De la ponderación de ambos aspectos -daño y sensibilidad- derivaría el criterio valorativo razonable dentro del doble respeto a la persona y a la identidad cultural. Así, por ejemplo, no será igual la prohibición de vestir el velo islámico en las escuelas públicas, cuyo uso no produce daño alguno a la persona que lo lleva y su prohibición afecta negativamente a la sensibilidad de la persona, que la práctica de la ablación del clítoris en las niñas, aunque esté en consonancia con su cultura y sea sentida por los miembros del grupo y de la familia de la niña, e incluso por la propia niña, como razonable y conveniente de cara a su futuro, sin embargo, produce un daño objetivo a la integridad física de la persona. El daño y sensibilidad son dos buenos criterios para la búsqueda de límites al derecho a la propia cultura dentro de un proyecto de “interculturalismo fuerte” en sociedades pluriculturales. Ambos salvaguardan la “dignidad individual de la persona humana” y esta debería estar por encima de la diversidad cultural, de tal manera que pudiéramos pasar de una cultura a otra y reconocernos en cada una de ellas como seres humanos.
La cultura y la dignidad del sujeto
Como hemos dicho, el entorno cultural proporciona y posibilita a los individuos las referencias necesarias para construir proyectos de vida y constituirse en sujetos morales. En este sentido, hemos de decir que la dignidad de las personas es la destinataria del reconocimiento moral. No así la cultura, por mucho que esta proporcione los atributos y peculiaridades culturales a las personas para su desarrollo. Por tanto, el derecho que cada persona tiene a ser respetada no depende directamente del valor de la cultura a la que pertenezca, sino del reconocimiento de los portadores de esa cultura como titulares de unos derechos básicos en cuanto que sujetos morales. Si desde un punto de vista funcional, y hasta si se quiere instrumental, todas las culturas en cuanto estructura vital del individuo son igualmente valiosas, pues son el humus donde los individuos desarrollan su biografía moral, esto no quiere significar que las culturas posean una dignidad por sí mismas o que deba concederse a priori la dignidad a todas las formas de vida. En realidad, la dignidad de las culturas no existe más allá de la dignidad de sus miembros, del juicio que nos merezcan sus prácticas y actitudes con respecto a sus semejantes. Más aún, las culturas como tales no existen, ontológicamente hablando, no tienen entidad en sí, tan sólo existen sujetos aculturados. Por tanto, el derecho de cada individuo al reconocimiento de su identidad cultural no tiene que ver con el valor de la cultura a la que pertenece, sino con el respeto que él se merece en cuanto sujeto moral con una identidad cultural determinada.

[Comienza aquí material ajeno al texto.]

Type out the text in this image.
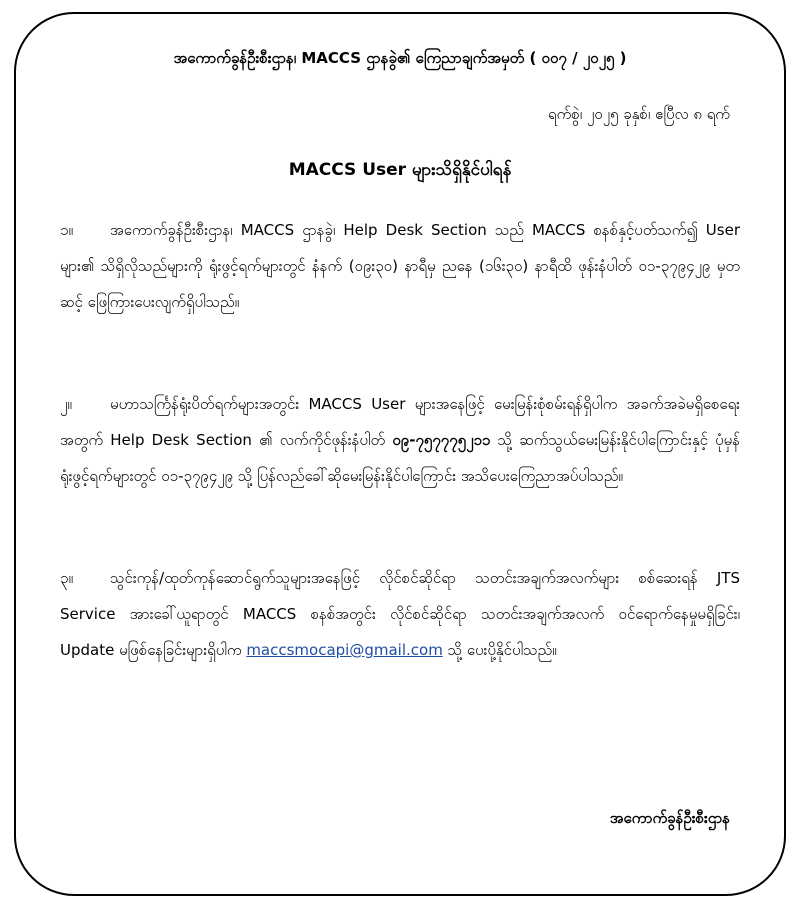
အကောက်ခွန်ဦးစီးဌာန၊ MACCS ဌာနခွဲ၏ ကြေညာချက်အမှတ် ( ၀၀၇ / ၂၀၂၅ )
ရက်စွဲ၊ ၂၀၂၅ ခုနှစ်၊ ဧပြီလ ၈ ရက်
MACCS User များသိရှိနိုင်ပါရန်
၁။ အကောက်ခွန်ဦးစီးဌာန၊ MACCS ဌာနခွဲ၊ Help Desk Section သည် MACCS စနစ်နှင့်ပတ်သက်၍ User များ၏ သိရှိလိုသည်များကို ရုံးဖွင့်ရက်များတွင် နံနက် (၀၉း၃၀) နာရီမှ ညနေ (၁၆း၃၀) နာရီထိ ဖုန်းနံပါတ် ၀၁-၃၇၉၄၂၉ မှတဆင့် ဖြေကြားပေးလျက်ရှိပါသည်။
၂။	မဟာသင်္ကြန်ရုံးပိတ်ရက်များအတွင်း MACCS User များအနေဖြင့် မေးမြန်းစုံစမ်းရန်ရှိပါက အခက်အခဲမရှိစေရေးအတွက် Help Desk Section ၏ လက်ကိုင်ဖုန်းနံပါတ် ၀၉-၇၅၇၇၇၅၂၁၁ သို့ ဆက်သွယ်မေးမြန်းနိုင်ပါကြောင်းနှင့် ပုံမှန်ရုံးဖွင့်ရက်များတွင် ၀၁-၃၇၉၄၂၉ သို့ ပြန်လည်ခေါ်ဆိုမေးမြန်းနိုင်ပါကြောင်း အသိပေးကြေညာအပ်ပါသည်။
၃။ သွင်းကုန်/ထုတ်ကုန်ဆောင်ရွက်သူများအနေဖြင့် လိုင်စင်ဆိုင်ရာ သတင်းအချက်အလက်များ စစ်ဆေးရန် JTS Service အားခေါ်ယူရာတွင် MACCS စနစ်အတွင်း လိုင်စင်ဆိုင်ရာ သတင်းအချက်အလက် ဝင်ရောက်နေမှုမရှိခြင်း၊ Update မဖြစ်နေခြင်းများရှိပါက maccsmocapi@gmail.com သို့ ပေးပို့နိုင်ပါသည်။
အကောက်ခွန်ဦးစီးဌာန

El núcleo del problema consiste en determinar las razones que justifiquen el deber moral de proteger una cultura. Las situaciones en que se quiera proteger una cultura pueden ser muy diversas y de diferente consideración. No será similar dotar a un grupo etnocultural de derechos para proteger artificialmente una cultura con el fin de mantener estructuras clientelares; o bien, para evitar metamorfosis culturales que se producen por las transformaciones sociales; o bien, para defenderla de la aniquilación por asimilación forzosa o genocidio. Nosotros nos centraremos en esta última: no creemos que haya que conservar una cultura para que uno o varios individuos mantenga su estatus sociocultural; ni estamos cerrados a que las culturas se transforman por el encuentro de sus miembros con otros de diferentes culturas, surgiendo así nuevas síntesis etnoculturales.
La razón que justifica el deber moral de reconocer y proteger una cultura, a nuestro parecer, ha de estar vinculada a la justicia. Esta vinculación se ha de realizar en un doble sentido: interno y externo. En sentido interno, la obligación moral del reconocimiento y protección de una cultura mantiene la necesidad de preservar la dimensión ínter subjetiva en la que se configura la personalidad moral de los individuos. En sentido externo, el principio de justicia se apoya en los criterios de equidad (e incluso con discriminación positiva) frente a situaciones estructurales de desventaja. Quizás un principio de justicia en este contexto podría ser el que Nancy Fraser nos ofrece. Fraser ha calificado la justicia como justicia bivalente. Este principio combinaría la “paridad participativa”, esto es, la idea de que “la justicia requiere arreglos sociales que permitan a todos los miembros adultos de la sociedad interactuar entre sí como iguales”, con la “paridad intersubjetiva”, a saber, “que los modelos culturales de interpretación y valoración sean de manera tal que permitan expresar un respeto mutuo por todos los participantes y asegurar la igualdad de oportunidades para conseguir la estima social”. Este principio se aproxima al concepto de “igualdad compleja” acuñado por Michael Walzer. Para Walzer la igualdad compleja, a diferencia de la igualdad simple, no solo debe desacoplar posibles relaciones hegemónicas entre las distintas esferas de los bienes; debe, también, apoyar la igualdad de oportunidades para que los individuos persigan sus propios fines y asuman las inevitables contingencias vitales sin el lastre añadido de estereotipos que supongan un menoscabo de su autoestima.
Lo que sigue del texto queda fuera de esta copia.